After adjustment for clinical and pathologic features, marked B7-H3 expression remained significantly associated with disease progression (RR 2.23 versus weak expression (P=0.042).
"Collectively, these results show that B7-H3 is a novel and independent prognostic marker for the assessment of prostate cancer patients," the authors concluded.
"Thus," they said, "B7-H3 may prove useful for the clinical evaluation of patients who have, or are to undergo, surgical treatment for their cancer, especially to identify high-risk patients who are at increased risk of cancer progression and, therefore, most likely to benefit from early and aggressive adjunctive therapy."
Although the role of B7-H3 in prostate cancer has not been clearly established, the authors continued, "we surmise that B7-H3 functions as an inhibitor of T-cell-mediated immunity that promotes aggressive clinical behavior by adenocarcinomas of the prostate."
The authors noted that B7-H3 expression is not restricted to prostate tissues. Specifically, B7-H3 is expressed in other normal adult tissues, most notably within the liver.
As useful as B7-H3 may be as a diagnostic and prognostic marker, the researchers noted that many questions "will still need to be addressed in future mechanistic and prospective clinical studies, including strategies to preempt toxicity to the liver and other normal tissues that might occur consequent to the targeting of B7-H3 protein."

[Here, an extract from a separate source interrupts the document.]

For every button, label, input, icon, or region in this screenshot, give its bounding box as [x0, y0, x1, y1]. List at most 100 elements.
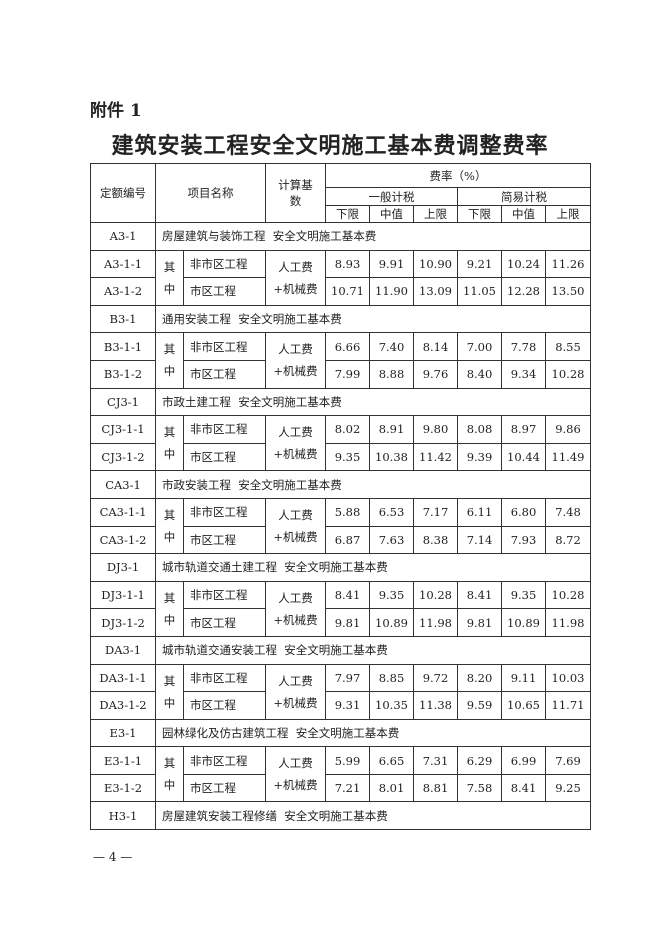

Several authors disclosed financial interests related to the research. The study was supported by the Richard M. Schulze Family Foundation, the Commonwealth Foundation for Cancer Research, the Helen and Martin Kimmel Foundation, the National Cancer Institute, and the Department of Defense.Primary source: Cancer ResearchSource reference: Roth TJ et al. "B7-H3 ligand expression by prostate cancer: a novel marker of prognosis and potential target for therapy." Cancer Res 2007;67:7893-7900.